Reproductive technologies (RTs) are no longer new or cutting-edge science. Indeed, in many parts of the world, they have become a mundane everyday practice. For example, involuntary childlessness is now regarded as a condition that follows IVF (in vitro fertilisation) rather than precedes it. One could argue that IVF and other RTs have become normalised and naturalised as ways to make babies, parents, and kin.
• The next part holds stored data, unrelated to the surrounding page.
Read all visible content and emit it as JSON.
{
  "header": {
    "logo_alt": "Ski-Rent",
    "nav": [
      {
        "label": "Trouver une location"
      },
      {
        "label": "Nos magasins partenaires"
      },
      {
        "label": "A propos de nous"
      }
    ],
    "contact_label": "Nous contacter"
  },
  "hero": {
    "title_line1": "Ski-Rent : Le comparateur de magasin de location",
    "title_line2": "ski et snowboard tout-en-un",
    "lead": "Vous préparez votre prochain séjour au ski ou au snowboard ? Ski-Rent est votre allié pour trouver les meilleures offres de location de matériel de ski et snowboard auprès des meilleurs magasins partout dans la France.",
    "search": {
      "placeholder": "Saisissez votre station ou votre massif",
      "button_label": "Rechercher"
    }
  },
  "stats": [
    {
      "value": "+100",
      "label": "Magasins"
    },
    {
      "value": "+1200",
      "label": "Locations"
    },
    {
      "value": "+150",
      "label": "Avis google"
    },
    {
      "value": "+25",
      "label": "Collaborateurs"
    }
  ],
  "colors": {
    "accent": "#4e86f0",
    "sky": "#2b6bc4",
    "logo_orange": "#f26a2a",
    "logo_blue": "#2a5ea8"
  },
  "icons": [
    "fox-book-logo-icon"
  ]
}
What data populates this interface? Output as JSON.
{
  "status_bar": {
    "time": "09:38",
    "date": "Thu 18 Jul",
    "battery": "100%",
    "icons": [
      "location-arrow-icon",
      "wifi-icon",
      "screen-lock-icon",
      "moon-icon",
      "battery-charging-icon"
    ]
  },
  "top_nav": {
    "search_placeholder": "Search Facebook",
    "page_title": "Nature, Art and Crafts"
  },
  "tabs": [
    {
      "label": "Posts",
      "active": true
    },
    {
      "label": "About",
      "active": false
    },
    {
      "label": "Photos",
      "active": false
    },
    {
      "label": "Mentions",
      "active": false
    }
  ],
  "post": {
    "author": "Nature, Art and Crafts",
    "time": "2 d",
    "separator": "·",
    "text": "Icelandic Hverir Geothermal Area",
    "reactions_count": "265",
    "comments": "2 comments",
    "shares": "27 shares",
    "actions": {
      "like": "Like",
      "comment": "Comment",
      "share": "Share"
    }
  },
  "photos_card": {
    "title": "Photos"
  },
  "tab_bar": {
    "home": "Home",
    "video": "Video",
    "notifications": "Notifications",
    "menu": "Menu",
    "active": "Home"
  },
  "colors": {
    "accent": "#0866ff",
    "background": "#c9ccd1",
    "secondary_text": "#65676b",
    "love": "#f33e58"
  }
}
However, whatever the (new) normalities, natures, or standards that have been produced with respect to reproductive technologies, they are not stable but are a result of, and are constantly subject to ongoing political negotiations and ethical disputation. takes as its focus the ongoing ethical deliberation about reproductive technologies. The study will advance academic discussions on bioethics, the normalisation of RTs and the affect  of growing markets on society and social inequality. The study will also have implications for healthcare and political significance in providing useful knowledge for professionals, bioethicists and policymakers.

 

This project team consists of four researchers: Principal Investigator, Dr, docent Riikka Homanen, Dr Mwenza Blell, PhD student (and later Postdoctoral researcher) Tiia Sudenkaarne and a PhD student to be recruited for 2020.